HYBRID EVENT: You can participate in person at Tokyo, Japan or Virtually from your home or work.
Ashanendu Mandal, Speaker at Green Chemistry Conferences
University of Calcutta, India
Title : Removal of phenol from wastewater in fixed-bed column using low-cost natural bio-adsorbent neem leaves


The research aims to carry out the fixed-bed column study of phenol removal from wastewater by low-cost natural bioadsorbent neem leaves. The neem leaves were characterized by SEM, XRD, FTIR and BET analyzers. The optimum pH of the phenol solution was determined by batch experiments. The column experiments for determination of phenol removal efficiency by neem leaves were performed at optimum pH 3 at different bed height (8.5-13.5 cm), flow rate (10-30 ml/min) and initial phenol concentration (100-300 mg/L). The experiments showed that the breakthrough and exhaustion times increased with the rise of bed height, but decreased with the rise of flow rate and phenol concentration. The adsorption mechanism involved the interactions between the cellulose, hemicelluloses and lignin materials of the adsorbent and phenol molecules through n- π, π-π and H-bonding. The kinetic study with the experimental results showed that the Yen et al. model (r2 = 0.9911, KY = 0.63711 ml/mg.min, qY = 6165 mg/gm) was fitted best. The scale-up design was performed using the best fitted kinetic model. Desorption of phenol from used adsorbent with ethanol solution (30% v/v) indicated 60.10% regeneration efficiency. The safe disposal of used adsorbent was studied by incineration. The multiple linear regressions (MLR) and artificial neural networks (ANN) showed that the experimental results could be used with successful predictions. The research thus concludes that the neem leaves are the effective low-cost natural bio-adsorbent for phenol removal and therefore can be successfully applied to many small and medium scale industries, especially in the third world countries.
Audience Take Away:
• This research brings out a novel investigation on the removal of toxic phenol from industrial wastewater by low-cost natural bio-adsorbent neem leaves in a fixed bed column.
• The studies of scale-up design, regeneration and safe disposal make this research work practically implementable in the refineries and other allied chemical industries.
• The prediction established on the basis of experimental results using innovative MLR and ANN modelings can make it successfully applicable to any unknown process conditions.
• The low-cost and huge availability of neem leaves can bring out a practical solution to the third world countries since they cannot afford to set up costly wastewater treatment units in their chemical plants.

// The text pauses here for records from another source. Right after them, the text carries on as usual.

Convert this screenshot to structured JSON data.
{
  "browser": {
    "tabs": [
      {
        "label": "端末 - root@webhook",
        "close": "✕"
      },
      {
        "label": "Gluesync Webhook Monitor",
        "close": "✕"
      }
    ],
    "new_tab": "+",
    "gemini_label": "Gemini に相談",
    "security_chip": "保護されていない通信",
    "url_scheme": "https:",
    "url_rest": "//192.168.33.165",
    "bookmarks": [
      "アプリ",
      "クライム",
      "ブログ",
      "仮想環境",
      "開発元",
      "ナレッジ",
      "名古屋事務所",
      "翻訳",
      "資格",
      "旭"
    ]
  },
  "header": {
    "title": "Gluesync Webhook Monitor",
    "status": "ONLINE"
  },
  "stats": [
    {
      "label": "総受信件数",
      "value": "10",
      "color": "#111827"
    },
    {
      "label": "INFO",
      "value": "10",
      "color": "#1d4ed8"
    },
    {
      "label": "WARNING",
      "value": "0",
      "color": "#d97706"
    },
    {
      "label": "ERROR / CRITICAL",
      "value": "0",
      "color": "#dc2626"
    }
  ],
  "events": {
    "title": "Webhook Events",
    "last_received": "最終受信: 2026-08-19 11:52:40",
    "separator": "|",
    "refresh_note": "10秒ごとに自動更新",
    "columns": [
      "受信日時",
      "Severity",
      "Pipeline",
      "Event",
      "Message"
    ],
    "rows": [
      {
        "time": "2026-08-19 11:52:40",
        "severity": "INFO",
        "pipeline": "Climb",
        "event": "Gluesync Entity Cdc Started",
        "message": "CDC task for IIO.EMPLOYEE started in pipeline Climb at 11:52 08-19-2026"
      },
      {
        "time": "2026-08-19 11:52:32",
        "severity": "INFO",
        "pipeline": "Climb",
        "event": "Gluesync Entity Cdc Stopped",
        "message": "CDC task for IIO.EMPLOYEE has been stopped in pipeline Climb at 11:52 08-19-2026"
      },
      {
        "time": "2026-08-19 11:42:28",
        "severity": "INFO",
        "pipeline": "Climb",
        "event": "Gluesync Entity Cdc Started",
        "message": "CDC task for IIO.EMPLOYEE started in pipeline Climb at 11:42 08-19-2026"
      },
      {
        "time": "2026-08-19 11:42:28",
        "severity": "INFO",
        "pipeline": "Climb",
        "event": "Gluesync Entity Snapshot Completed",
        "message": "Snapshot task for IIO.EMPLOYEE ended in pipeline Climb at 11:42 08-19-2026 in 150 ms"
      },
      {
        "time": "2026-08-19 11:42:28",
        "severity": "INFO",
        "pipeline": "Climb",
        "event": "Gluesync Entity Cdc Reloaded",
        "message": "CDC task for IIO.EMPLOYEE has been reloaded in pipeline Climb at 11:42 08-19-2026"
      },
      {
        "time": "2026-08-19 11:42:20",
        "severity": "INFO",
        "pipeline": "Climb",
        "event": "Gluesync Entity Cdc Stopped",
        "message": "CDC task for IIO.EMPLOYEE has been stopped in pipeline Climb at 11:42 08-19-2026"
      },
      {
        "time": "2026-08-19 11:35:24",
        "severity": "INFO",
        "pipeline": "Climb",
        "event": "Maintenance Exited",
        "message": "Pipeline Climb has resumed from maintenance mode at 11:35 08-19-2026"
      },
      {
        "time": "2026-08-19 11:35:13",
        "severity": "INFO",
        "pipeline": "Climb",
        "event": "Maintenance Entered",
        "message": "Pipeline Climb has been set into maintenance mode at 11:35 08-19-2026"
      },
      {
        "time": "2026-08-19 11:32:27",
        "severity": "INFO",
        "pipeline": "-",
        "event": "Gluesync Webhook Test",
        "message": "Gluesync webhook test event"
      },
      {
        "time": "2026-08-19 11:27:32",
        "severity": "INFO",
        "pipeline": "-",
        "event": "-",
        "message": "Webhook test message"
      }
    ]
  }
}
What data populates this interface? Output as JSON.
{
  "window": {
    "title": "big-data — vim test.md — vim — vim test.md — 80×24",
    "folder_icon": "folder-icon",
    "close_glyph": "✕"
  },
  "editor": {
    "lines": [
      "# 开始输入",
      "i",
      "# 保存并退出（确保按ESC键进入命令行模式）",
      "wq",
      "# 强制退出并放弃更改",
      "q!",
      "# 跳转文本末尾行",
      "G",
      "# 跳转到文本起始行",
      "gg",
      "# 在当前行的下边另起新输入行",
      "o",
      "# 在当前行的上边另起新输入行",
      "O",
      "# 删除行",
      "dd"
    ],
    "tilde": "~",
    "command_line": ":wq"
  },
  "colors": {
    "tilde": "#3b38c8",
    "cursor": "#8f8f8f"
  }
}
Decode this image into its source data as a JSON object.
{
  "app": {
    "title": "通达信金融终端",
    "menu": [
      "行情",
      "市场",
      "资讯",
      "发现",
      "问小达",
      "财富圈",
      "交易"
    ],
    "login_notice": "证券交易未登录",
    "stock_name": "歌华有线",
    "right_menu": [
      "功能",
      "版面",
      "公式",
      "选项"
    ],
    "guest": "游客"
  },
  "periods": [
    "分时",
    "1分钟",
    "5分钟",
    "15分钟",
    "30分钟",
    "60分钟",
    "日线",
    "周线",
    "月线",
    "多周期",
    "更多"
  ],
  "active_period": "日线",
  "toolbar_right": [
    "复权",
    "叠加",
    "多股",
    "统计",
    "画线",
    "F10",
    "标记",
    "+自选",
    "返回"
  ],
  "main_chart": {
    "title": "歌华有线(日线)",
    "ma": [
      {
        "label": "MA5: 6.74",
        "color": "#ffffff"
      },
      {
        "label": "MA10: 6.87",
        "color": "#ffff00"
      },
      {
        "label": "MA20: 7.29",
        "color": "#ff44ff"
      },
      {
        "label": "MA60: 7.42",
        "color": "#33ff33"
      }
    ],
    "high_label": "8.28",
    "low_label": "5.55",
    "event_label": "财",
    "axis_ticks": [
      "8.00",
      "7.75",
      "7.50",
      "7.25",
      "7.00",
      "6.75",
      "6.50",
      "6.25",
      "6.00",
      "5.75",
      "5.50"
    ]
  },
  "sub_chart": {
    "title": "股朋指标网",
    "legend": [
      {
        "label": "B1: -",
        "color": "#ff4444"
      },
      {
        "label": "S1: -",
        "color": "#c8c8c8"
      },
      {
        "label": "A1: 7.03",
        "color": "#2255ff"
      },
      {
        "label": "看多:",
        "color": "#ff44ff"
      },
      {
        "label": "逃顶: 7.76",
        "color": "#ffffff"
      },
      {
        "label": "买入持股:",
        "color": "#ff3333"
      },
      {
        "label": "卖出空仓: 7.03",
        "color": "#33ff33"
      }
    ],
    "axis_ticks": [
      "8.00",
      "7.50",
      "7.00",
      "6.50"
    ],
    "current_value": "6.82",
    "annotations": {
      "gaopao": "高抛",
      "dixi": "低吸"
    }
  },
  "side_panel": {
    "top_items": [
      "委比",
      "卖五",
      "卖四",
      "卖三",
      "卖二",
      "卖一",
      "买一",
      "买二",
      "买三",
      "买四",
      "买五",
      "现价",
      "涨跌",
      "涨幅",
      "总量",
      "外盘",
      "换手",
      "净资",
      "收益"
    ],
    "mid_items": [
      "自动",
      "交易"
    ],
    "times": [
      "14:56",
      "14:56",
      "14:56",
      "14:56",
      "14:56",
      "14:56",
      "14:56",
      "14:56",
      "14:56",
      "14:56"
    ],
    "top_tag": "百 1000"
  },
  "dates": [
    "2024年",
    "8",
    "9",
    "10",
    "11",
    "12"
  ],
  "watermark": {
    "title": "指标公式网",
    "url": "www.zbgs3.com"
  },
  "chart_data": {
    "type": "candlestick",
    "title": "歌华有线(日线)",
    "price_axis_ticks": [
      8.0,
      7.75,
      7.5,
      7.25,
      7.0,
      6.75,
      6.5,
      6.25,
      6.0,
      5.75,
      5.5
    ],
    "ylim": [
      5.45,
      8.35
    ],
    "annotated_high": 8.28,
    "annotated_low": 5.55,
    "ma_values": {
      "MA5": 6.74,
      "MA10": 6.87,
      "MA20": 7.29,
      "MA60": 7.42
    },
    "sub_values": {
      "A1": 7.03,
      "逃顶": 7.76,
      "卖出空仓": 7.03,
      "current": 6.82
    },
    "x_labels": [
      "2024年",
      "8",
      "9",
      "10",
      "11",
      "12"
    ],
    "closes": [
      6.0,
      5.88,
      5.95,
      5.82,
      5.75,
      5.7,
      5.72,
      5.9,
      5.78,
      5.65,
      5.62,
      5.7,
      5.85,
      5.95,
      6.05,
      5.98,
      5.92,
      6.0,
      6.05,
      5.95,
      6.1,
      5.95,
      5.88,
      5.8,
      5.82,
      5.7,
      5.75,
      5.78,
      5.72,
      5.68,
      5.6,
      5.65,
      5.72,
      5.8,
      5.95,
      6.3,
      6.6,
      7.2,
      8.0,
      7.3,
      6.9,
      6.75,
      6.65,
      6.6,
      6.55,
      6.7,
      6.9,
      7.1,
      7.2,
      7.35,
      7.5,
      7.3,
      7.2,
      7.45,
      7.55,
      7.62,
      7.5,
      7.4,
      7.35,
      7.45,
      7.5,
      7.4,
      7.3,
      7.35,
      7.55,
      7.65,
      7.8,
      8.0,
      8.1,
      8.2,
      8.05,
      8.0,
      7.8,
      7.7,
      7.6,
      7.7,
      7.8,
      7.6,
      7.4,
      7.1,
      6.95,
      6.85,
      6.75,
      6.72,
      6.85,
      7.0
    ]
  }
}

• This research highlights the environmental protection from the industrial pollutions as well as the contribution towards circular economy and therefore can be considered as a very important step in the present scenario all over the world.


Ashanendu Mandal has been an energy professional for more than 34 years. His work for ONGC in offshore and onshore oilfields includes commissioning, modifications, safety, operations, artificial lifts, pressure maintenance, EOR and planning. In addition, Mr. Mandal has more than 10 years’ experience in marketing of upstream and downstream products. He has participated in oil and gas events in more than 17 countries as a speaker, panelist, roundtable moderator or session chairman. He has few publications in Chemical Weekly. He is an M.Tech in Chemical Engineering and MBA in Finance, and now pursuing his Doctorate in University of Calcutta.